Question: I have acquired a source for heart meat and am particularly interested in this as a source for CoQ10. Do you have a recommended maximum cooking temperature for say an oven baked casserole in order to maximise the retention of this enzyme, or is it the same as for all other meats (150 degrees?) - Nicole
Answer: This is indeed a good question. My instinct is that you can gently braise at 250 degrees or marinate and grill so that the meat is medium rare inside. But I do not know for sure about this enzyme. Perhaps being bound up in the meat, it is more stable than the enzymes in milk. I do know that people can get their CoQ10 levels up by eating cooked heart.
Question: I was just looking into Rice Bran Oil (I think suspect but need some backup for a debate at college) and read Sally Fallon’s comment on it being extracted at high temperatures. I looked around and found cold pressed varieties for sale. Please let me know a little more about this suspect oil - Melinda
Answer: Even if cold pressed, rice bran oil is high in omega-6 fatty acids so should be avoided. It is not a traditional oil!
Question: I have just read your article on the hempseed protein powder. I have a medical condition where I am not allowed to have dairy or soy products and also have to avoid a lot of meat, almonds and nuts. I have to exercise constantly these day in order to not get fat but this is wasting my muscles instead of toning them as I am low in protein. As I have very little choice for protein supplimentation, and hempseed protein powder is no good in large quantities, then what would you recommend for someone like me?
Your advice would be greatly appreciated. - Angelina
Answer: I do not recommend protein powder under any circumstances. You need to eat small amounts of meat in broth, and also eggs, raw milk and cheese and fish–real foods, not manufactured powders.
About the Author...
Sally Fallon is founding president of the Weston A Price Foundation, a non-profit nutrition education foundation with over 400 local chapters and 9000 members. She is also the founder of A Campaign for Real Milk, which has as its goal universal access to clean raw milk from pasture-fed animals. Author of the best-selling cookbook Nourishing Traditions and also of Eat Fat Lose Fat (Penguin), both with Mary G. Enig, Phd, Sally has a encyclopedic knowledge of modern nutritional science as well as ancient food ways. Her grasp on the work of Weston Price is breath taking and her passion for health freedom, inspiring. In each edition of Nourished Magazine Sally answers your questions about nutrition, health, food and medical politics. Send us an email with your question and we'll put it to her.
Mar 10th, 2008 at 5:15 pm
Hi Sally.
Let me just say that I love NT and have tried lots of the recipes. I do have a query about the use of sesame seed oil. I am a Nutrition and Herbs student as well as studying Tibetan medicine where sesame oil is spoken of highly and from what I gather has been used for a long time. They deep fry bread in it to make it palatable then drink it and it is said to aid in phlegmatic conditions.
It is also applied topically to increase flesh in skinny people or reduce it in those with thick flesh. I have also read in Chinese texts that it is the most absorbable by skin than any other oil.
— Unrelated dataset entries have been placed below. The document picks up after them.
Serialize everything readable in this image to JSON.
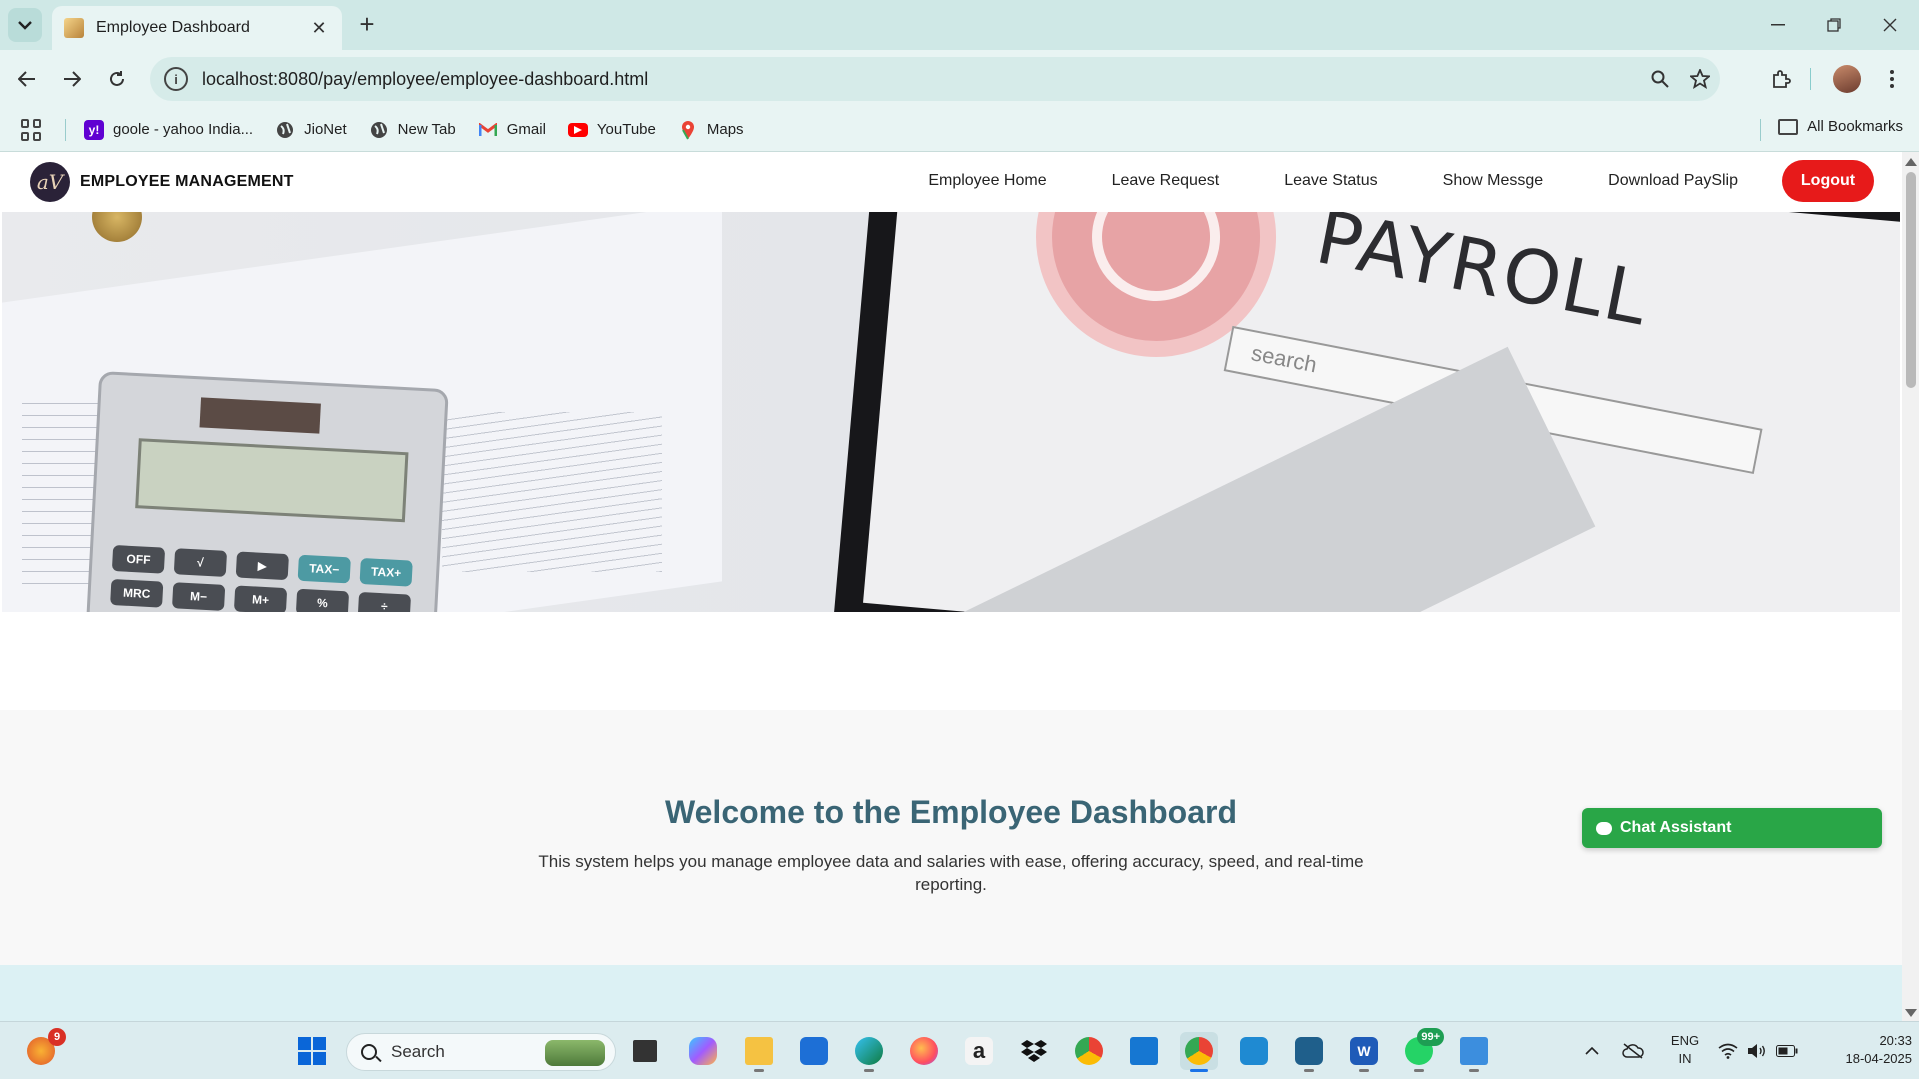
{
  "browser": {
    "tab_title": "Employee Dashboard",
    "url": "localhost:8080/pay/employee/employee-dashboard.html",
    "bookmarks": [
      {
        "label": "goole - yahoo India...",
        "icon": "yahoo-icon",
        "color": "#6001d2"
      },
      {
        "label": "JioNet",
        "icon": "globe-icon",
        "color": "#444444"
      },
      {
        "label": "New Tab",
        "icon": "globe-icon",
        "color": "#444444"
      },
      {
        "label": "Gmail",
        "icon": "gmail-icon",
        "color": "#ea4335"
      },
      {
        "label": "YouTube",
        "icon": "youtube-icon",
        "color": "#ff0000"
      },
      {
        "label": "Maps",
        "icon": "maps-icon",
        "color": "#34a853"
      }
    ],
    "all_bookmarks": "All Bookmarks"
  },
  "site": {
    "logo_text": "aV",
    "brand": "EMPLOYEE MANAGEMENT",
    "nav": {
      "home": "Employee Home",
      "leave_request": "Leave Request",
      "leave_status": "Leave Status",
      "show_message": "Show Messge",
      "download_payslip": "Download PaySlip",
      "logout": "Logout"
    },
    "hero": {
      "payroll_word": "PAYROLL",
      "search_word": "search",
      "calc_keys": [
        "OFF",
        "√",
        "▶",
        "TAX−",
        "TAX+",
        "MRC",
        "M−",
        "M+",
        "%",
        "÷"
      ]
    },
    "welcome": {
      "title": "Welcome to the Employee Dashboard",
      "text": "This system helps you manage employee data and salaries with ease, offering accuracy, speed, and real-time reporting."
    },
    "chat_assistant": "Chat Assistant"
  },
  "taskbar": {
    "search_placeholder": "Search",
    "apps": [
      {
        "name": "weather-app",
        "badge": "9"
      },
      {
        "name": "start-menu"
      },
      {
        "name": "task-view"
      },
      {
        "name": "copilot"
      },
      {
        "name": "file-explorer"
      },
      {
        "name": "microsoft-store"
      },
      {
        "name": "edge"
      },
      {
        "name": "firefox"
      },
      {
        "name": "amazon"
      },
      {
        "name": "dropbox"
      },
      {
        "name": "chrome"
      },
      {
        "name": "remote-desktop"
      },
      {
        "name": "chrome-profile"
      },
      {
        "name": "vscode"
      },
      {
        "name": "mysql-workbench"
      },
      {
        "name": "word"
      },
      {
        "name": "whatsapp",
        "badge": "99+"
      },
      {
        "name": "notepad"
      }
    ],
    "lang_line1": "ENG",
    "lang_line2": "IN",
    "time": "20:33",
    "date": "18-04-2025"
  }
}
However, in NT is is said to be high in Omega 6 and so not suitable for “exclusive use”. I would like to add it to my body oil formula for long term use and wonder what your thoughts on this are.
Mar 18th, 2008 at 2:28 am
Processed protein powders may not be the way to go where hemp is concerned, but plain hempseed (hull removed, of course- they call it “hearts”) is a nice food. They say it has no phytic acid or phytates or whatever you call it. No one is saying it is to be used as a sole source of nutrition. It has a good Omega 6 to Omega 3 ratio. It is a fine supplemental food, not something one consumes by the bucket.
May 19th, 2008 at 5:14 am
“I have to exercise constantly these day in order to not get fat but this is wasting my muscles instead of toning them as I am low in protein”
“Cardio” exercise, like running, walking, cycling, etc. will not build the kind of strength one needs in muscle. Strength building from weight resistance will build muscle instead of wasting it. It takes far less time to build strong muscles lifting heavy weights slowly a few times a week than it does to burn excess calories with aerobic exercise/cardio workouts. Strong muscles are key for good health, longevity, balance, weight control, and much more.
Aging and elderly people are especially prone to muscle wasting/loss of strength due to low protein intake and lack of strength building exercise. It becomes a perpetual cycle and results in lack of “reserves” if illness or accidents occur.